As we get closer and closer to springs cleansing breezes, you can bet your thawing asses that fashion designers are hard at work. Spring signifies change; spring signifies decadence; spring signifies new clothing lines from every firm, both major and minor, and bored looking models to exhibit them. Given the fact that I am a writer, it should be obvious that I know nothing about contemporary fashion. HOWEVER: I keep my ear to the literary ground, so I’m pretty “up” on trends from the 19th century, back when cars were “horseless carriages” and Ulysses S. Grand was cool. That being said, I intend for my audience to receive the above as a disclaimer regarding this article. In no way should one consider the fashion accessories I discus as vogue. I mean, you can, but be warned that if you do, people will consider you a moron. Or a cartoonist.
Indeed, It takes a special type of person to pull off these antiquated accoutrements, and that person died 100 years ago. Now, they exist purely for the enjoyment of people like me: people who like to look back at the past and laugh, and laugh, and laugh.
Top Hat (also known as chimney pipe hat, beaver hat, high hat, and Abe Lincolns hat)
The top hat was perhaps the most ostentatiously phallic of all clothing articles ever. Today we complain about shriveled looking old men driving around in Ferraris, but at least they aren’t walking around with giant penises on their heads. I suppose the ability to doff one in the presence of a lady afforded the wearer some sort of pleasure, but nobody’s done that since Susan B. Anthony burned her metaphorical bra. Top hats were only useful when wandering members of the bourgeois found themselves needing to look taller in order to frighten off bears.
Today, people are only allowed to wear top hats if they are named Fagan and their occupation is teaching orphans to steal from the London gentry.
Coolness rating: 0
Watch Fob & Pocket Watch
Back before cell phones, people wore watches on their wrists, and before they wore watches on their wrists, they kept them in their pockets. The watch fob attached to the watch and then clipped on the jacket or vest of the wearer. Rabbits would often wear them, running around, claiming to be late. Although far more useful than the top hat, watches existed mainly to indicate the wealth of the wearer. Some watches, made from gold, were so further studded with jewels as to make the wearer a walking investment. The fob then, in preventing the watch from being stolen, wound up serving an even greater purpose than the watch itself. At one point in human history, the decision of a father to pass his watch and fob on to his son was the major rite of passage for the young man. Woe to the children who received their fathers watches right at the moment in time when the cumbersome timepiece became totally lame, making the moment filled less with somber portent than jackassery.
Coolness Rating: 0
At a certain point in time, soldiers were the most desirable men alive. A regiment would find itself stationed in Hamfredshire or some such place, and then the available ladies of the town would begin planning balls in the hopes that one of these dashing young men would navigate the minefield of whalebone hoop skirts and ask them to dance. The easiest way to discern the caliber of the man? The number of shiny medals that dangled like a rack of spare testicles from his coat. In attempting to capture a Miss Bennet, medals, and the stories that accompanied them (whether true or false, nobody really cared), played a major role.

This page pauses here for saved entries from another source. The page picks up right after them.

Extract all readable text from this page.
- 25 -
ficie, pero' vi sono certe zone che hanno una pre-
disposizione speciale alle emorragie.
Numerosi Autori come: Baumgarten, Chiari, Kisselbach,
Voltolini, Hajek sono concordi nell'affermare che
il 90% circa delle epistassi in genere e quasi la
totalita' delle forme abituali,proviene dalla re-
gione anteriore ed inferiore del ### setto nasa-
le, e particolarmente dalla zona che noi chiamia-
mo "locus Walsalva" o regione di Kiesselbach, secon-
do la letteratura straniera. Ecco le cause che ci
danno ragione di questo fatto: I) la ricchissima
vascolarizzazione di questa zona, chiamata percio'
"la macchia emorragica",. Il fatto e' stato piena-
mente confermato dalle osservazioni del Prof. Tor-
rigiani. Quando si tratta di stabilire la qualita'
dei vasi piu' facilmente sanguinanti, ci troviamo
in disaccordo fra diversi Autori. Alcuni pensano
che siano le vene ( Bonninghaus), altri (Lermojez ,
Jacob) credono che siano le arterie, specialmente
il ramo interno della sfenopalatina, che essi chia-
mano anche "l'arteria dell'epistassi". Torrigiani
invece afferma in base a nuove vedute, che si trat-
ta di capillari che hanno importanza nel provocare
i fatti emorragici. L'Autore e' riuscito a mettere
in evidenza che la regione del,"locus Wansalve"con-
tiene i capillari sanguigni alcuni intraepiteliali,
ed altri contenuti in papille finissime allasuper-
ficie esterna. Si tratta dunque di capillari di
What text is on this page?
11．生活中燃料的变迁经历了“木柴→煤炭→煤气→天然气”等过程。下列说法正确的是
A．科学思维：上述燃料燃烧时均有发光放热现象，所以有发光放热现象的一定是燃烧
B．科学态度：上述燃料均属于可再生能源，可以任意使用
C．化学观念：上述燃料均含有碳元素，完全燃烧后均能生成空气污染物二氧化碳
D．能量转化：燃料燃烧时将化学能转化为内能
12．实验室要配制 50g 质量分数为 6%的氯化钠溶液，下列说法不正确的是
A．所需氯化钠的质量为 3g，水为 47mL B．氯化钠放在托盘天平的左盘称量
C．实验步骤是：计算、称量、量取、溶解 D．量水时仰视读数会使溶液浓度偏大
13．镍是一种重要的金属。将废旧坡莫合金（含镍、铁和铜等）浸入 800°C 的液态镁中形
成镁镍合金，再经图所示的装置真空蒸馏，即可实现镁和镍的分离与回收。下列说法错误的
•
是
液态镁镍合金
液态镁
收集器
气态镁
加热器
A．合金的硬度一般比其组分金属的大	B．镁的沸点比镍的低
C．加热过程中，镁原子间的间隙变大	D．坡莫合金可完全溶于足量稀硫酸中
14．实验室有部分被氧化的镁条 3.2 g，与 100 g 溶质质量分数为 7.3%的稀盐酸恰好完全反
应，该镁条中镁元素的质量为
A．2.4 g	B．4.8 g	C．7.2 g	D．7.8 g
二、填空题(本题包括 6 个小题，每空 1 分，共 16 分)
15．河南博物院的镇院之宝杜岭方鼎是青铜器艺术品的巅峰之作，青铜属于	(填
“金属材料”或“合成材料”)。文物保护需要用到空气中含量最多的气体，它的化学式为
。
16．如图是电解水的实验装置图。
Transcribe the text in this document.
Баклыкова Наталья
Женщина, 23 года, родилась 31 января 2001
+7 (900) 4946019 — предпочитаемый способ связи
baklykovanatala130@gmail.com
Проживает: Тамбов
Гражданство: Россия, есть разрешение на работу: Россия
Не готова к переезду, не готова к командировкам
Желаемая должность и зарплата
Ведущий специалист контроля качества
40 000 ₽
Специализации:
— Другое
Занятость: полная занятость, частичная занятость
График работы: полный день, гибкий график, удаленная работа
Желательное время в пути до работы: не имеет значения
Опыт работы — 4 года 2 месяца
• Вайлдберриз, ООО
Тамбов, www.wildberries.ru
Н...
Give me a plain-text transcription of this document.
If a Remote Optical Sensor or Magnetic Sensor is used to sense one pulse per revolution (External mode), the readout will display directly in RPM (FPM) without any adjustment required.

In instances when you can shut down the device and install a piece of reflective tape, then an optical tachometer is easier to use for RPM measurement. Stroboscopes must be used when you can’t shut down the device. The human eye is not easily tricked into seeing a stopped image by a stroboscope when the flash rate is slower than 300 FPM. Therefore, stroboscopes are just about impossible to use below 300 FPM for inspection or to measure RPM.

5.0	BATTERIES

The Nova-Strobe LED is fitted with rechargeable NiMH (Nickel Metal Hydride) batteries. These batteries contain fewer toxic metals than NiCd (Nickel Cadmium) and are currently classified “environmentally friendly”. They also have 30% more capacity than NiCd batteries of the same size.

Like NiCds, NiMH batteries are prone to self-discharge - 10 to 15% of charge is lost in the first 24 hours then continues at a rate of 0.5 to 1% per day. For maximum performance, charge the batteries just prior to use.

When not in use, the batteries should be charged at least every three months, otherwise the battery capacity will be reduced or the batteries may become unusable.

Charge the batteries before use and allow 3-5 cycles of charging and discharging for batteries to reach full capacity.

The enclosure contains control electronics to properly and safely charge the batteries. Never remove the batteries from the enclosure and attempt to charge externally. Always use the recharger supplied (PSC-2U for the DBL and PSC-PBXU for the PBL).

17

Of course, this was all back when the civilized world still considered war to be civilized. Men took to the battlefield with the same “hurrah” and “good show” they would yell while hunting foxes with their basset hounds.
Coolness Rating: 0
I believe that the general population considered the walking stick, or “cane,” to be cool right up until the moment old people began putting tennis balls on the bottom of them. Before that day, walking sticks came in all shapes and sizes, and a proper gentleman would have several in order to remain prepared for any sort of walking situation. I suppose that these gentlemen saw the stick as serving a dual purpose, being both fashion accessory and self-defense implement. What a better way to impress the ladies than by beating a dirty beggar senseless with a pearl handled cane? From Baker St. to Paddington Station, walking sticks abounded. Now, people under 70 only carry walking sticks when they are in the forest. Even there, the only time it is actually considered acceptable is when one finds the stick in the forest, at the beginning of the walk, and then leaves it there at the end. Bringing your own stick to a forest is like bringing your own matches to hell.